Impactful people are certainly part of that equation. Unique settings and experiences too. The human mind seems to etch most deeply the volatile times. Vividly. The rollercoaster ride of emotions. Some chase those euphoria highs more than others. To have them is to accept the equal and the opposite. Dysphoria - its unyielding companion.
The stoics propose temperance of both: neither get too carried away with the highs nor get too unhappy by the lows. The rational mind agrees. Yet the irrational mind is usually in control. The lizard brain wants to soar like the eagle, funnily enough (wrong species mate). Even bearing in mind all the inevitable pitfalls that undoubtedly ensue. Perhaps there is some vestige of the expectation that reptilian regeneration is possible. That whatever ills, real or perceived, that are experienced will be alleviated. The product of autotomy: self-amputation of a part of ourselves enabling us to carry on (more or less) intact otherwise.
Spending time in San Francisco, home of the Hippy Generation, and Los Angeles, the city of angels, shone a light on this sensation. This tale of two cities is also a tale of highs and lows.
The SFMoma museum of contemporary art houses breathtaking pieces, and is shepherded by the kindest of souls. The symbolism of Diego Rivera’s Flower Carrier sticks out pellucidly, invoking empathy at one burden of beauty being the weight of expectations that beholders place on the beholden. So too does the Broad where a Yayoi Kusama installation Longing For Eternity invoked a sense that patterns, behaviours, motifs and proclivities around us: they all repeat, this is nature, expect otherwise and you might be longing for eternity.
Seeing and hearing Bryce Vine live put paid to the idea that modern day philosophers are to be found in innumerable enclaves of the cultural zeitgeist. The modern day American Dream isn’t amorphous, undefined, and not so universally experienced, understood, or desired. There is a disillusionment with reality that becomes apparent in the normalisation of escapism, narcissism, and avarice. Perhaps not reality per se but “the pursuit of happiness” seems to have been supplanted by the pursuit of pleasures in an age of overabundance.
Contrast that with the ethos of the oldest bar in San Fran, the saloon. The epitome of self expression. Liberation in ideals and musicality. A conflagration of characters, young and old - meek and unreserved. This is a place where the art of imagination prospers, dancing is reflex, and libations flow easily as conversation. A legendary blues bar, how majestic that theme (the blues) was also a central pillar of a Papa release this month too: fed up.

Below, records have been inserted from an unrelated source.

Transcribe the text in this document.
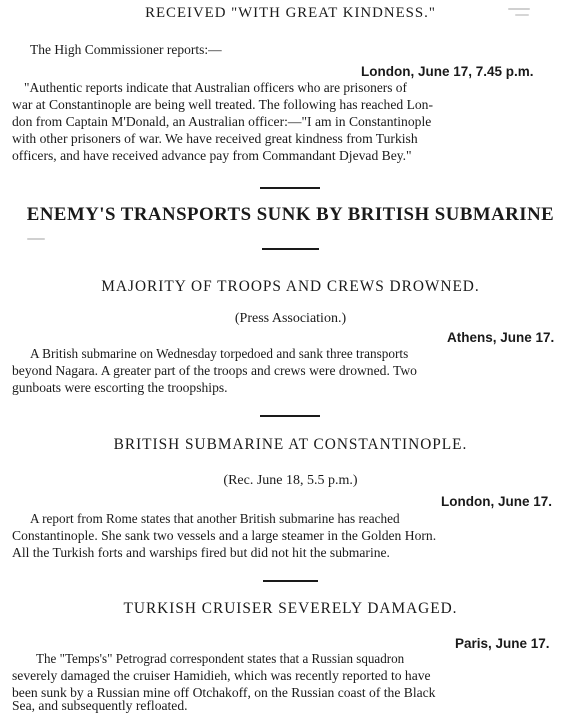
RECEIVED "WITH GREAT KINDNESS."
The High Commissioner reports:—
London, June 17, 7.45 p.m.
"Authentic reports indicate that Australian officers who are prisoners of
war at Constantinople are being well treated. The following has reached Lon-
don from Captain M'Donald, an Australian officer:—"I am in Constantinople
with other prisoners of war. We have received great kindness from Turkish
officers, and have received advance pay from Commandant Djevad Bey."
ENEMY'S TRANSPORTS SUNK BY BRITISH SUBMARINE
MAJORITY OF TROOPS AND CREWS DROWNED.
(Press Association.)
Athens, June 17.
A British submarine on Wednesday torpedoed and sank three transports
beyond Nagara. A greater part of the troops and crews were drowned. Two
gunboats were escorting the troopships.
BRITISH SUBMARINE AT CONSTANTINOPLE.
(Rec. June 18, 5.5 p.m.)
London, June 17.
A report from Rome states that another British submarine has reached
Constantinople. She sank two vessels and a large steamer in the Golden Horn.
All the Turkish forts and warships fired but did not hit the submarine.
TURKISH CRUISER SEVERELY DAMAGED.
Paris, June 17.
The "Temps's" Petrograd correspondent states that a Russian squadron
severely damaged the cruiser Hamidieh, which was recently reported to have
been sunk by a Russian mine off Otchakoff, on the Russian coast of the Black
Sea, and subsequently refloated.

The homelessness is on a scale unlike any I've seen in the developed world. Rows of tents, on the streets and in the parks. Weapons carried for self defence. Not against the tyrannical government that the founding fathers imagined possible, but against the products of unheard of levels of inequality. Against each other. Methamphetamine, adderall, vicodin, xanax, zoloft, advil - all ingested with alarming frequency by the wider populace. In reaction to what? A comedy show at the Hollywood improv gave some clues as to the answers. Andre Kelley poking at a (too) slowly evolving acceptance of diversity in race and sexuality; Eleanor Kerrigan flipping the script on entrenched stereotypes around femininity, sexism, and health; or Ian Bagg who just DGAF. My G.